The lute player by Dirck van Baburen, 1622 |
So much of thorns around, yet the flowers bloom every season.
So much of downpour during the summer, yet the sun shines brightly between the raining spells and does so continuously as soon as it is autumn.
So much of stagnation in life, yet we occasionally flow like a river in the mountainside.
Paradoxes, that instead of being resolved, transform from one another.
That is probably what captures the essence of life. There is nothing uniformly bad or uniformly good, no time uniformly depressing or uniformly blissful, no terrain uniformly barren or uniformly fertile.
What blossoms today will dry up and tumble down tomorrow, that shines today will fade tomorrow. Rust will cover what glitters today.
Darkness after light. Night after day. Death after life.
Yet we are so absorbed in our own cocoons, our own minuscule worlds, that we take them for the whole world, one moment for eternity and one stretch of land for the universe.
How wrong we are.
Over time, I have come to see the grey shades in so many things that I used to see in black and white earlier. But I know there is a very long way to go ahead, in terms of understanding the world and in terms of understanding myself.

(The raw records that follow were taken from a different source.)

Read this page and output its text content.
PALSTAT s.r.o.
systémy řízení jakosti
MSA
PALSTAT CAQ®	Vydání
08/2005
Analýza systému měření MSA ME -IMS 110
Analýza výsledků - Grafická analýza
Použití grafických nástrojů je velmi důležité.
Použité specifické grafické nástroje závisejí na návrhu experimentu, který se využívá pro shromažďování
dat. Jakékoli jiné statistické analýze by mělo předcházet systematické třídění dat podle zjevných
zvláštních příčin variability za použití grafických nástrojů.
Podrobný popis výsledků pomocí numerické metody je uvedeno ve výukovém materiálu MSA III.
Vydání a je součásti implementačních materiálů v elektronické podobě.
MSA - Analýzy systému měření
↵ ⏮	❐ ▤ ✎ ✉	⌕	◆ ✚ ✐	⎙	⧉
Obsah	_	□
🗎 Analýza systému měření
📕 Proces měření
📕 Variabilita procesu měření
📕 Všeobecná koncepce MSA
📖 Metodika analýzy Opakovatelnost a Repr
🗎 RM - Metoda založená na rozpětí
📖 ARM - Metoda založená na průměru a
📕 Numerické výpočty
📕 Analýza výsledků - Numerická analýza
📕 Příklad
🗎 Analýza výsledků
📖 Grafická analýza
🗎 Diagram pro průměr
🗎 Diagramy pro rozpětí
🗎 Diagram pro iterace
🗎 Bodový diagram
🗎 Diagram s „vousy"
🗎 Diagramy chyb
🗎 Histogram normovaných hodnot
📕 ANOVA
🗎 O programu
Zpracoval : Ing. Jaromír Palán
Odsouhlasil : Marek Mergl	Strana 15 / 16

When we know little, it is better to be aware of the fact rather than believing that we know everything that is there in the world to know.
Sincerely acknowledging the ignorance within, I am in a journey of what I call a quasi-journalism. I'll have no objection if the quasi- part is removed sometime in future.
This Dashain issue of the blog is dedicated to all those who are aware of their relative ignorance and are on way to educating themselves towards the better understanding of the world, and themselves.
As always, my sincere gratitude to the guest contributors.
Happy reading and writing. Happy Dashain.